Conforme reportagem do jornal O Globo publicada em setembro deste ano, a parcela de crianças que ainda não sabem ler e escrever ao fim do segundo ano do fundamental mais do que dobrou entre 2019 e 2021, de 15% para 34%.
3) Novo Ensino Médio e novo Enem
Um terceiro desafio a ser encarado ainda no curto prazo é a implementação do novo Ensino Médio, que teve início em 2022.
No novo modelo, a carga horária dos alunos é ampliada de 4 para 5 horas diárias, com objetivo de progressivamente chegar ao Ensino Médio de tempo integral. Além disso, a formação passa a ser composta por um ciclo básico obrigatório e uma parte flexível, a ser escolhida pelo aluno, chamada de itinerários formativos.
Aprovada em 2017, durante o governo de Michel Temer (MDB), a mudança foi alvo de discordância no grupo de transição para a educação do novo governo.
Parte dos participantes defendeu a revogação da reforma, enquanto outra parcela prefere seu aperfeiçoamento. Sem consenso no grupo, a decisão sobre que caminho seguir ficou para o novo ministro, relata Heleno Araújo, da CNTE e um dos defensores da revogação.
"Os jovens gostaram [da mudança], 92% deles disseram numa pesquisa Datafolha que querem poder escolher uma área de aprofundamento. Mas as diretrizes firmadas para isso são tão genéricas que, num Brasil tão desigual, vai ser muito difícil a implementação. Isso pode ser aperfeiçoado", defende Costin, partidária do aperfeiçoamento.
"É preciso também deixar mais claro como o novo Enem será alinhado com esse novo Ensino Médio, pois a data para o novo Enem é 2024, o que é daqui a pouco."
Francisco Soares, ex-presidente do Inep (Instituto Nacional de Estudos e Pesquisas Educacionais Anísio Teixeira) e professor emérito da UFMG (Universidade Federal de Minas Gerais), explica que a falta de unidade nacional na implementação do novo Ensino Médio será um desafio para a efetivação do novo Enem.

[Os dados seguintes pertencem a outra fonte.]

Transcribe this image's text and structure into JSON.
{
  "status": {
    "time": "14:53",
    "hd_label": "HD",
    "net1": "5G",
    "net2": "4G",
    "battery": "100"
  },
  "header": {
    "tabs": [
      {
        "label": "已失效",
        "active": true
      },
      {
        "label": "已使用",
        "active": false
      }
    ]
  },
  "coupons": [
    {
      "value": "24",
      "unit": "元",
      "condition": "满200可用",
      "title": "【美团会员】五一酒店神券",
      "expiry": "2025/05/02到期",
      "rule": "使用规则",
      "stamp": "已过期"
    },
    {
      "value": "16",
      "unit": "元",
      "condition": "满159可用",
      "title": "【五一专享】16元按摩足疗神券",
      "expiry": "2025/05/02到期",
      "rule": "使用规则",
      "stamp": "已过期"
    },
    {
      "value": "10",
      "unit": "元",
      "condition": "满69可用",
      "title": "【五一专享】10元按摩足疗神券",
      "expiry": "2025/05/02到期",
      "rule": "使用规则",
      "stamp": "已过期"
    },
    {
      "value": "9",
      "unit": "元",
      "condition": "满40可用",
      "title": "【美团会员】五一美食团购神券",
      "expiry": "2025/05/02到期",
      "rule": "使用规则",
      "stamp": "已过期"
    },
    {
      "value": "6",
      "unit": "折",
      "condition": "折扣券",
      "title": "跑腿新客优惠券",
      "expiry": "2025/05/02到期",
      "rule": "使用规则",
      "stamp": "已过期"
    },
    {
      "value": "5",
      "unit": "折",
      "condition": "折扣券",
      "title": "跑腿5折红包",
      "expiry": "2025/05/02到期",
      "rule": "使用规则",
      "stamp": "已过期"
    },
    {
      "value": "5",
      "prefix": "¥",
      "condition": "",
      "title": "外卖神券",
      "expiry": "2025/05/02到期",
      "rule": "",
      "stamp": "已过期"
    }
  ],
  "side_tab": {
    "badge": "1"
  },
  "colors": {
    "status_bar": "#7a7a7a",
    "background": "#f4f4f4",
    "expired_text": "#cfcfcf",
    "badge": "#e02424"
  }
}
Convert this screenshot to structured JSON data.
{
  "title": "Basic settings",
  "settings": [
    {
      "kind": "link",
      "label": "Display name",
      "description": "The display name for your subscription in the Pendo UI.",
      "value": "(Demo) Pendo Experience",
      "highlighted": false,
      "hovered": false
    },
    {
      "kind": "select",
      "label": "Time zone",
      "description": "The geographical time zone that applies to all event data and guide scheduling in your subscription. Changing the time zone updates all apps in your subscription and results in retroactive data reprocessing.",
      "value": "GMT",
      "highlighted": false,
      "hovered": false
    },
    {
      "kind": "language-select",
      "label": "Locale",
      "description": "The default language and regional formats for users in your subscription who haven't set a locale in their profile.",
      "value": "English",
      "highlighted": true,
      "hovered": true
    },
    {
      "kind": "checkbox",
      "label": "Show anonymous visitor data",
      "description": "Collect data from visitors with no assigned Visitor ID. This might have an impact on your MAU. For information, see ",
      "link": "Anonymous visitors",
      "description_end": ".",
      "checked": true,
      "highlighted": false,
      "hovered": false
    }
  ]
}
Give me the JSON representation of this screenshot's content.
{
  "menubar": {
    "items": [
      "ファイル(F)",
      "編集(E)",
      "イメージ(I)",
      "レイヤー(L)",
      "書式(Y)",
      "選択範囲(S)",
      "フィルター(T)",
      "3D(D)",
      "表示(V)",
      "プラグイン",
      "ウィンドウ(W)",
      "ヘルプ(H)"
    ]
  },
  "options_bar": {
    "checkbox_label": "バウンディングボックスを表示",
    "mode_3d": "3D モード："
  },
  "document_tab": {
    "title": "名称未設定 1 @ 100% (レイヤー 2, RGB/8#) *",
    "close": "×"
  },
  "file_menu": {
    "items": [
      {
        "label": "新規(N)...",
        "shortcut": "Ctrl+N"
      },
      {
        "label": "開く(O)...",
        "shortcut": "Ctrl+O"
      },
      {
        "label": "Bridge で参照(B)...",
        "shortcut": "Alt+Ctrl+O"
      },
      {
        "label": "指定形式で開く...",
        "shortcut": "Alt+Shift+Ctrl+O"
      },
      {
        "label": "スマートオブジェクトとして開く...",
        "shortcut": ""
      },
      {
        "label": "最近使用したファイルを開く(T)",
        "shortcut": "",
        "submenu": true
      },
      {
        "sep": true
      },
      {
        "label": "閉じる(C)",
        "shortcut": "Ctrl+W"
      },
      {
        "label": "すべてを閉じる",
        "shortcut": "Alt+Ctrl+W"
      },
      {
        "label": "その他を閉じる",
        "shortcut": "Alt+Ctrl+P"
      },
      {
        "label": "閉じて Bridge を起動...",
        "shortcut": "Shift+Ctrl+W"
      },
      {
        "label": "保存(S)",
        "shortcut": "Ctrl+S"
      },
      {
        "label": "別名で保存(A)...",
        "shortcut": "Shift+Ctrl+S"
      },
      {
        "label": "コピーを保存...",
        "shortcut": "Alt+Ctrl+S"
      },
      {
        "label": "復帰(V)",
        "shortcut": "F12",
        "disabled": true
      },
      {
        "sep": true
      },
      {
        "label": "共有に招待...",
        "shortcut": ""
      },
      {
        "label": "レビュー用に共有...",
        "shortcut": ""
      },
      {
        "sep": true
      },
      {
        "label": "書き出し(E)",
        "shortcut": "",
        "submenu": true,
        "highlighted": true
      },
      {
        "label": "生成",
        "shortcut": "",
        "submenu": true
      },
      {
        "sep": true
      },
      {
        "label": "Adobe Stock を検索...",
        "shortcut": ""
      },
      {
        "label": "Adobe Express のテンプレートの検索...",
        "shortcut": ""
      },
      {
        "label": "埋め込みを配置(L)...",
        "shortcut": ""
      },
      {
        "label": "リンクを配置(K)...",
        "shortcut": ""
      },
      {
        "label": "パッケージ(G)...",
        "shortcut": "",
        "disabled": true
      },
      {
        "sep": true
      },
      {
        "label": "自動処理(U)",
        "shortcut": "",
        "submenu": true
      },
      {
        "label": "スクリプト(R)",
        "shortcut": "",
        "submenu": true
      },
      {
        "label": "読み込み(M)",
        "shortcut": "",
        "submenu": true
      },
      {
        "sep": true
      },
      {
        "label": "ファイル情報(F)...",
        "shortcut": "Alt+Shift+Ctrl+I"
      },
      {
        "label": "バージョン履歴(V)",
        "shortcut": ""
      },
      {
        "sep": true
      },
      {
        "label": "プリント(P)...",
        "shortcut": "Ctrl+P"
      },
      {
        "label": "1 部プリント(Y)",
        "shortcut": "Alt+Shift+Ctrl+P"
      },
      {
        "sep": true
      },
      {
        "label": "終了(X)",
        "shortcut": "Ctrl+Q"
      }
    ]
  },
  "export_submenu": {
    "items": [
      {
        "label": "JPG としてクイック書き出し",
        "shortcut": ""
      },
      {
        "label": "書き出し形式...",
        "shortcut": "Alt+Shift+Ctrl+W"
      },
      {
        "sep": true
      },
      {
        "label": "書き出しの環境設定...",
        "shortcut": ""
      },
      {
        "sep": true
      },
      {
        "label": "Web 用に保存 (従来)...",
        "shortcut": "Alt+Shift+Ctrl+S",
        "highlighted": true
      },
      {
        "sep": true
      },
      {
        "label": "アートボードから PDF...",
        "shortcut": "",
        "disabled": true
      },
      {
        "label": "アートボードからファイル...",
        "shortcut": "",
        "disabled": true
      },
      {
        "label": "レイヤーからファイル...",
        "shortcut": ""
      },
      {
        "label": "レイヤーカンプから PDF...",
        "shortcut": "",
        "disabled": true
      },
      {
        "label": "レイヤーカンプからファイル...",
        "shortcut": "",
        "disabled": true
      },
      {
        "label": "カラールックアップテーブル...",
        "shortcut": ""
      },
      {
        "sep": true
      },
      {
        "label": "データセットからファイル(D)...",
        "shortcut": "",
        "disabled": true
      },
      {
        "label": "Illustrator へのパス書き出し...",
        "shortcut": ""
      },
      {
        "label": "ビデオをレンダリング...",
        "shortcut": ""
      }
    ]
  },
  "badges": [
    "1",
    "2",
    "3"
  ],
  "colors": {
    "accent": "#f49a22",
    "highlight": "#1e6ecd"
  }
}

"A mudança do Ensino Médio foi cheia de intercorrências. Ela começou com uma Medida Provisória, uma maneira ruim de fazer política educacional", lembra Soares.
"Mas o que veio depois foi pior ainda, porque os documentos são pouco claros, então as diferentes redes [estaduais] interpretaram a norma de maneiras um pouco diferentes. O Enem se vê numa situação complicada, porque a prova precisa contemplar a todos."
Segundo o professor da UFMG, o novo governo terá que definir se as diretrizes para o novo Enem — apresentadas pelo MEC de Bolsonaro em março de 2022 — serão revistas. Definido isso, o Inep precisará apresentar as matrizes de referência para elaboração da nova prova e apresentar exemplos do novo modelo de provas, para que os alunos possam se preparar.
"São milhões de alunos envolvidos, então o Enem é uma questão importante socialmente. São literalmente milhões de famílias que precisam ter clareza de como seus filhos e filhas farão o exame. A questão do Enem ultrapassa o âmbito educacional e é também uma questão social."
Estudante deixa local de prova com caderno de questões do Enem 2022, em
Ribeirão Preto (SP) — Foto: Érico Andrade/g1
4) Compra de livros didáticos
Outro problema que precisará ser resolvido ainda no início de mandato é que o governo Jair Bolsonaro deixou de comprar parte do material que integra o Programa Nacional do Livro Didático (PNLD) de 2023.
Segundo reportagem do jornal O Estado de São Paulo publicada no início de dezembro, o problema afeta obras literárias e de recuperação da aprendizagem para alunos da primeira à quinta série do Ensino Fundamental, incluindo a alfabetização, e materiais pedagógicos para professores.